Hi Bjorn, On 3/24/20 4:49 PM, Bjorn Helgaas wrote:
I don't understand why hotplug is relevant here. This path (dpc_reset_link()) is only used for downstream ports that support DPC. DPC has already disabled the link, which resets everything below the port, regardless of whether the port supports hotplug. I do see that PCI_ERS_RESULT_NEED_RESET seems to promise a lot more than it actually*does*. The doc (pci-error-recovery.rst) says .error_detected() can return PCI_ERS_RESULT_NEED_RESET to*request* a slot reset. But if that happens, pcie_do_recovery() doesn't do a reset at all. It calls the driver's .slot_reset() method, which tells the driver "we've reset your device; please re-initialize the hardware." I guess this abuses PCI_ERS_RESULT_NEED_RESET by taking advantage of that implementation deficiency in pcie_do_recovery(): we know the downstream devices have already been reset via DPC, and returning PCI_ERS_RESULT_NEED_RESET means we'll call .slot_reset() to tell the driver about that reset. I can see how this achieves the desired result, but if/when we fix pcie_do_recovery() to actually*do* the reset promised by PCI_ERS_RESULT_NEED_RESET, we will be doing*two* resets: the first via DPC and a second via whatever slot reset mechanism pcie_do_recovery() would use.
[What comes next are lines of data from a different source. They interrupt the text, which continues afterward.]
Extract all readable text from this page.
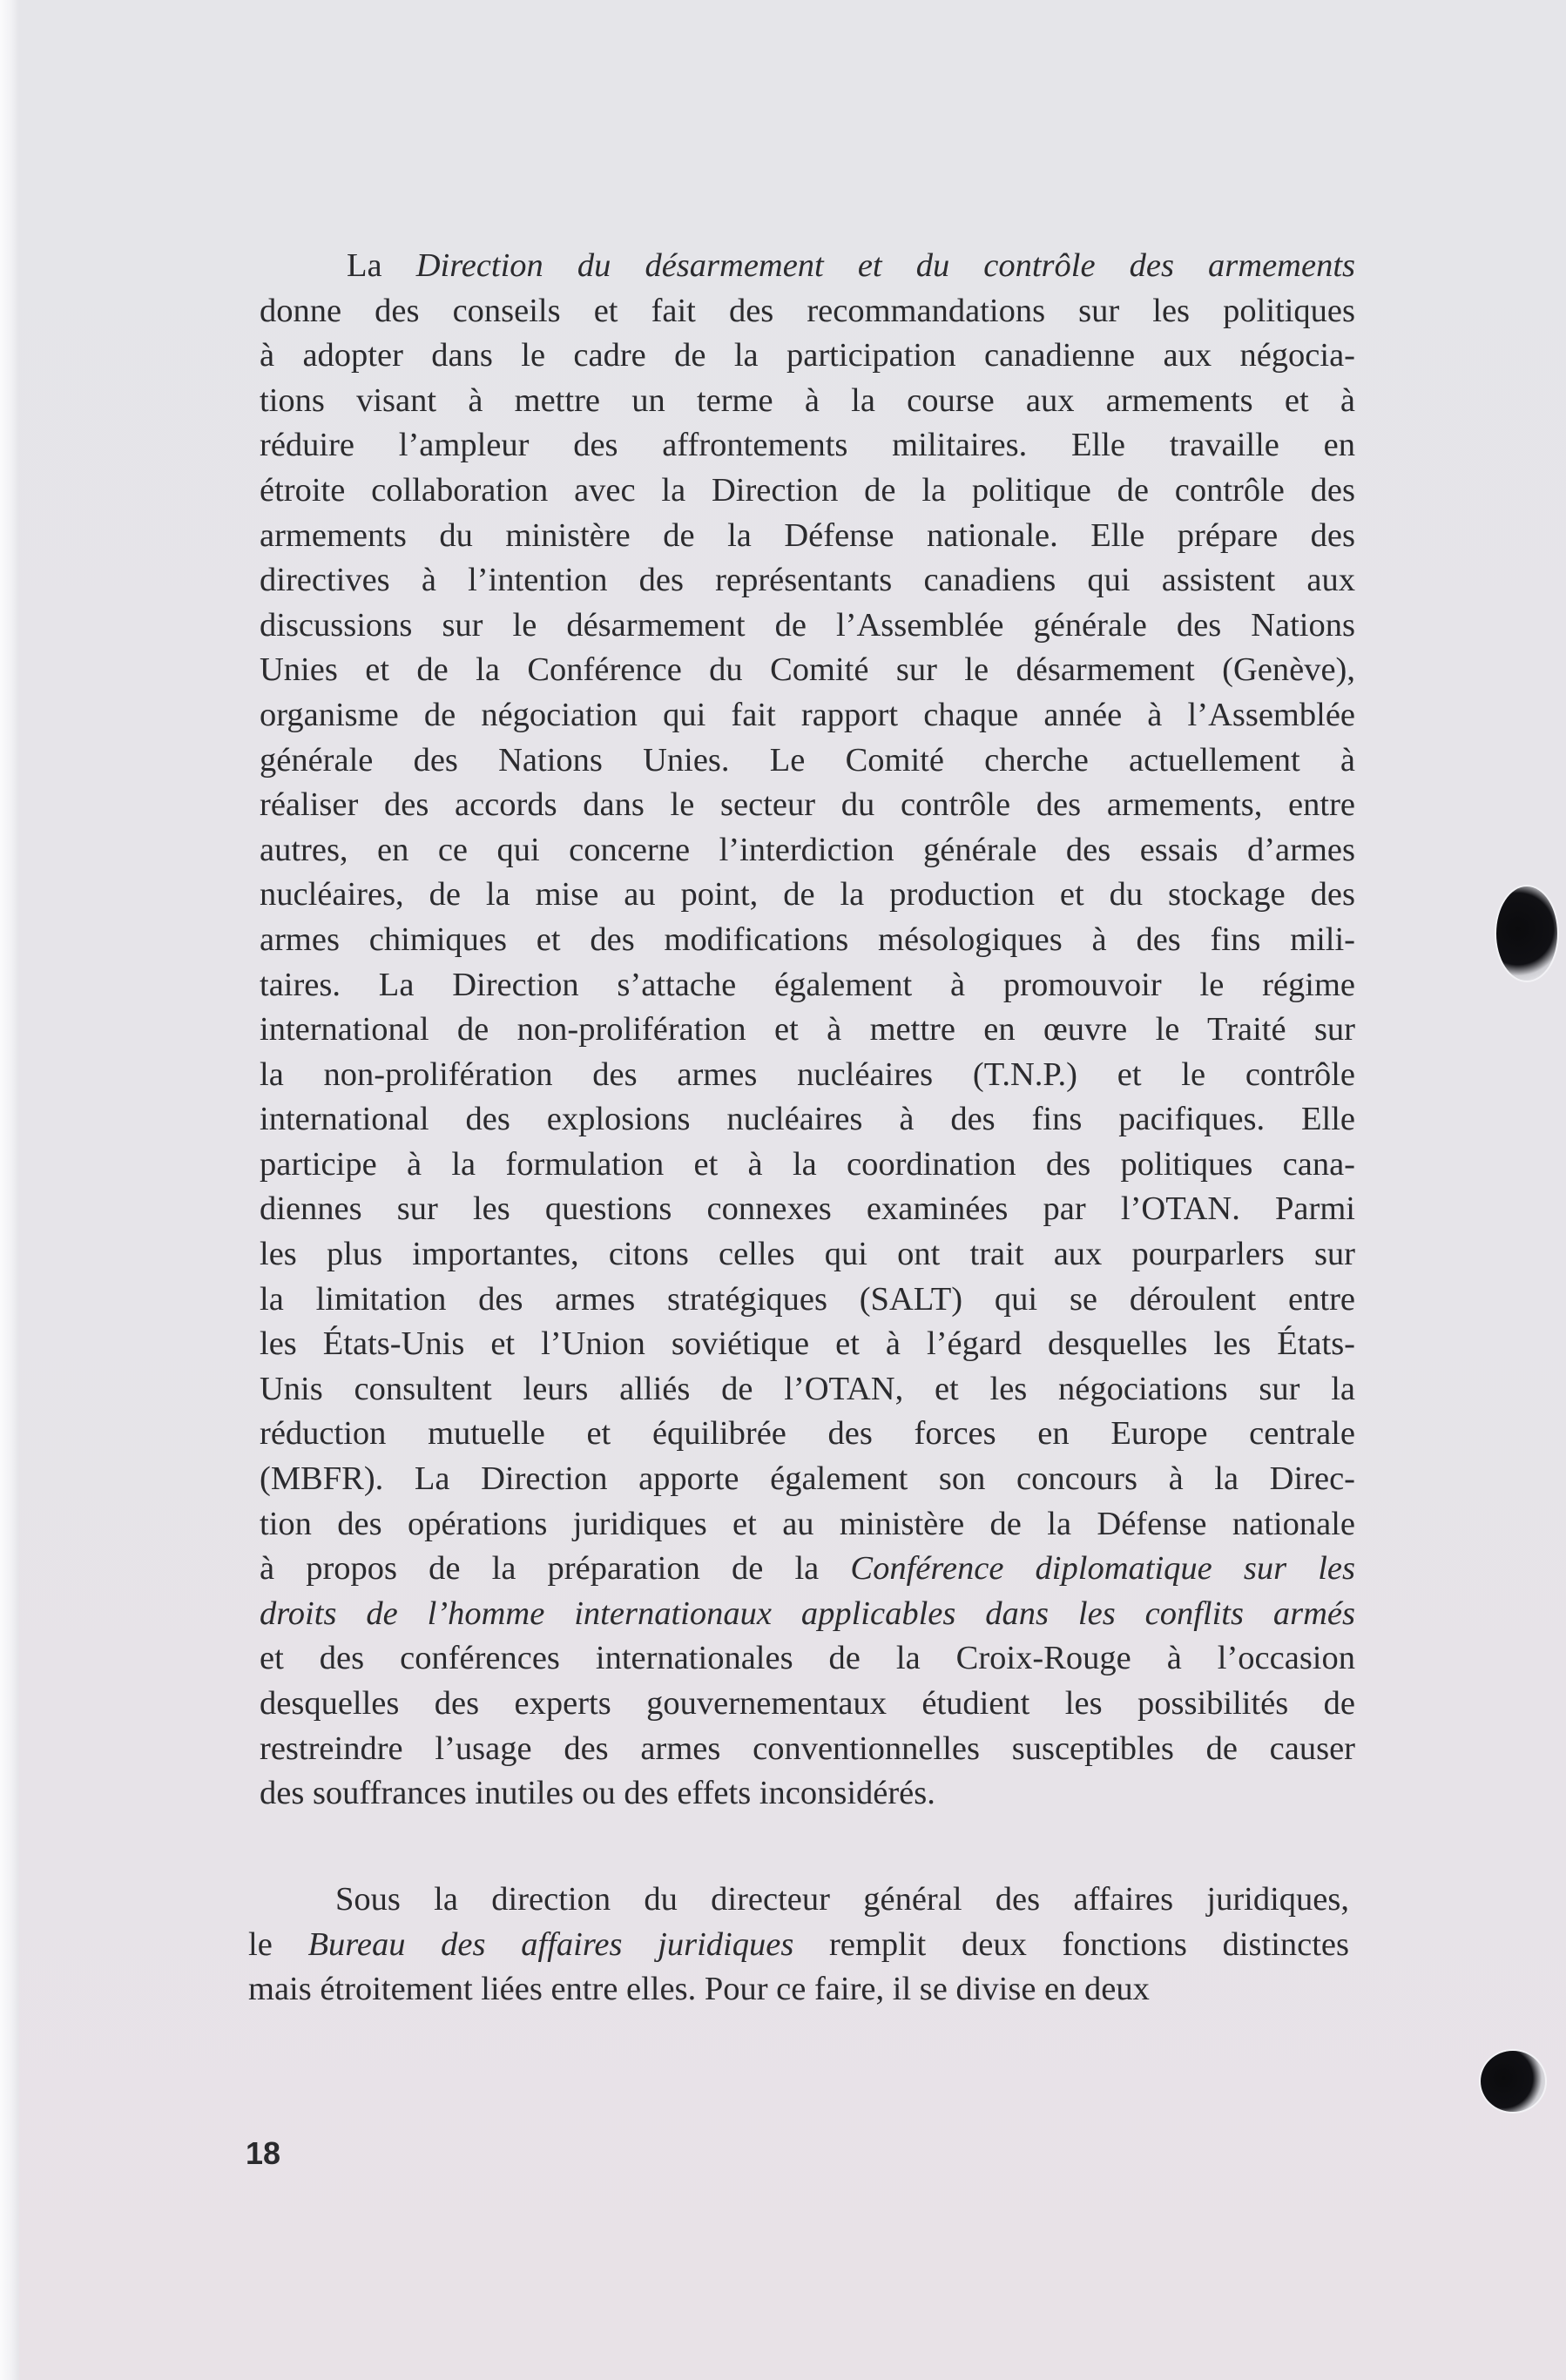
La Direction du désarmement et du contrôle des armements
donne des conseils et fait des recommandations sur les politiques
à adopter dans le cadre de la participation canadienne aux négocia-
tions visant à mettre un terme à la course aux armements et à
réduire l’ampleur des affrontements militaires. Elle travaille en
étroite collaboration avec la Direction de la politique de contrôle des
armements du ministère de la Défense nationale. Elle prépare des
directives à l’intention des représentants canadiens qui assistent aux
discussions sur le désarmement de l’Assemblée générale des Nations
Unies et de la Conférence du Comité sur le désarmement (Genève),
organisme de négociation qui fait rapport chaque année à l’Assemblée
générale des Nations Unies. Le Comité cherche actuellement à
réaliser des accords dans le secteur du contrôle des armements, entre
autres, en ce qui concerne l’interdiction générale des essais d’armes
nucléaires, de la mise au point, de la production et du stockage des
armes chimiques et des modifications mésologiques à des fins mili-
taires. La Direction s’attache également à promouvoir le régime
international de non-prolifération et à mettre en œuvre le Traité sur
la non-prolifération des armes nucléaires (T.N.P.) et le contrôle
international des explosions nucléaires à des fins pacifiques. Elle
participe à la formulation et à la coordination des politiques cana-
diennes sur les questions connexes examinées par l’OTAN. Parmi
les plus importantes, citons celles qui ont trait aux pourparlers sur
la limitation des armes stratégiques (SALT) qui se déroulent entre
les États-Unis et l’Union soviétique et à l’égard desquelles les États-
Unis consultent leurs alliés de l’OTAN, et les négociations sur la
réduction mutuelle et équilibrée des forces en Europe centrale
(MBFR). La Direction apporte également son concours à la Direc-
tion des opérations juridiques et au ministère de la Défense nationale
à propos de la préparation de la Conférence diplomatique sur les
droits de l’homme internationaux applicables dans les conflits armés
et des conférences internationales de la Croix-Rouge à l’occasion
desquelles des experts gouvernementaux étudient les possibilités de
restreindre l’usage des armes conventionnelles susceptibles de causer
des souffrances inutiles ou des effets inconsidérés.
Sous la direction du directeur général des affaires juridiques,
le Bureau des affaires juridiques remplit deux fonctions distinctes
mais étroitement liées entre elles. Pour ce faire, il se divise en deux
18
When we fix this issue, if we make sure the reset logic is implemented before we call .reset_link callback we should be able to avoid resetting the device twice. Before we call DPC .reset_link callback, the device link will not up and hence we should not able to reset it.
So I guess the real issue (as you allude to in the commit log) is that we rely on hotplug to unbind/rebind the driver, and without hotplug we need to at least tell the driver the device was reset.
Agree
I'll try to expand the comment here so it reminds me what's going on when we have to look at this again:) Let me know if I'm on the right track.
Yes, your understanding is correct.